Tools
A registry of callable MCP or HTTP endpoints per agent, dispatched server-side so credentials never leave the control plane and every invocation is audited + metered.
Why server-side dispatch?
If an agent were given raw API keys, an injected prompt could exfiltrate them in a single message. Ujex owners register tool credentials once, encrypted with a KMS key the agent never sees, and the agent invokes them through a Cloud Function that:
- Authenticates the agent
- Enforces the owner's quota (
tools.invoke) - Decrypts the auth token transiently
- Forwards the call to the tool URL with the auth injected
- Logs the invocation + status to the hash-chained audit log
The agent only learns the tool's response. The credential stays behind glass.
Two tool kinds
| Kind | Body shape | Use when |
|---|---|---|
mcp | JSON-RPC 2.0: {jsonrpc, id, method: "tools/call", params: {name, arguments}} | The tool server speaks the MCP protocol (a normal AI-tool server) |
http | Raw JSON pass-through of args | The tool is a plain REST/JSON endpoint |
Owners declare kind at registration time. The agent side is identical —
invokeTool(name, args) works the same for both.
Firestore schema
| Path | Purpose |
|---|---|
agents/{agentId}/tools/{name} | One tool registration. Fields: name, kind, url, authTokenEnc (KMS), kmsKey, manifest, enabled, createdAt, updatedAt. |
Auth tokens are encrypted with
projects/axy-ujex/locations/us-central1/keyRings/ujex/cryptoKeys/secrets
before hitting Firestore. The plaintext lives only inside the
invokeTool / getToolCredential Cloud Functions for the duration of a
single invocation.
Routes
| Function | Caller | What it does |
|---|---|---|
registerTool | Owner (human) | Creates or updates a tool doc. Validates URL, auto-fetches the MCP manifest if not supplied, KMS-encrypts the auth token. Audits tool.register. |
listTools | Agent | Returns enabled tools (name/kind/url/manifest) — credentials excluded. |
invokeTool | Agent | Server-side dispatch. Fetches credentials, builds the body, forwards the call, audits tool.invoke with status + error, meters one tools.invoke unit. Timeout: 15s default, 60s max. |
getToolCredential | Agent | (Escape hatch.) Decrypts and returns the token directly. Audits every access. Prefer invokeTool so the token never touches agent memory. |
Quotas
tools.invoke is metered per owner in
agents/{agentId}/usage/{YYYY-MM}. On network failure the unit is
credited back so a flaky tool doesn't consume quota.
Audit events emitted
| Action | Actor | Meta |
|---|---|---|
tool.register | human | kind, url |
tool.getCredential | agent | — |
tool.invoke | agent | status, ok, error |
Typical flow
// One-time, as the owner
await ujex.tools.register({
agentId: 'agent-alice',
name: 'search',
kind: 'http',
url: 'https://search.example.com/query',
authToken: process.env.SEARCH_API_KEY,
});
// Repeatedly, from inside the agent
const {tools} = await ujex.tools.list();
const {status, result} = await ujex.tools.invoke({
name: 'search',
args: {q: 'latest inflation print', limit: 5},
timeoutMs: 30_000,
});
Gotchas
- MCP manifest auto-fetch is best-effort. If the manifest URL is unreachable at registration time, the tool is still stored without a manifest and agents can invoke it.
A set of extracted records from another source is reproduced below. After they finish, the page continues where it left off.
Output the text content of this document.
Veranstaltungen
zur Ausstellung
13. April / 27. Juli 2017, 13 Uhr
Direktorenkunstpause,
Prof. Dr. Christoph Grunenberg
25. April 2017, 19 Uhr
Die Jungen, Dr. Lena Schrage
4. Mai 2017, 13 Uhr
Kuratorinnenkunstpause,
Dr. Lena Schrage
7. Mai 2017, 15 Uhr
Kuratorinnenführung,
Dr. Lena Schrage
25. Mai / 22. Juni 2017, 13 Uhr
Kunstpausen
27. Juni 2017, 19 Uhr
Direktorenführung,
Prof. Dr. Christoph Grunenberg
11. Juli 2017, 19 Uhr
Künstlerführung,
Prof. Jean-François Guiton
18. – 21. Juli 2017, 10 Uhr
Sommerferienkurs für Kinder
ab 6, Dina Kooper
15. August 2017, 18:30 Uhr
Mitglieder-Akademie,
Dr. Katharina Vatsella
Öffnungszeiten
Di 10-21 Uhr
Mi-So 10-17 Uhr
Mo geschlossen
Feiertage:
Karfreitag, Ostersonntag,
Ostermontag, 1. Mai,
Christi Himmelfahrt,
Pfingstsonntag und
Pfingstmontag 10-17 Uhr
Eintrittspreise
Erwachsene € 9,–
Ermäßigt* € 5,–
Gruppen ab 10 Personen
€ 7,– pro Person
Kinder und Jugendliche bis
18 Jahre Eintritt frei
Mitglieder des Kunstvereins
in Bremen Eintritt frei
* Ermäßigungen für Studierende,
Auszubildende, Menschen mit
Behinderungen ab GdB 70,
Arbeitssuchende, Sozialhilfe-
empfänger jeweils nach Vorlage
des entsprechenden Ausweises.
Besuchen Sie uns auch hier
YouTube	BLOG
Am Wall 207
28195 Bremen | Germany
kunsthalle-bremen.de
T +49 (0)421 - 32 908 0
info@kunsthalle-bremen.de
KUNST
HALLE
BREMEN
- Disabled tools stay in Firestore. Flip
enabledtofalserather than delete so the audit trail remains resolvable. - Timeouts are clamped. A caller asking for
timeoutMs: 600_000gets 60s; Cloud Functions v2 max invocation time governs. - No retry policy yet. If a tool returns 500 once, the call fails — the agent is responsible for retry. A circuit-breaker is planned.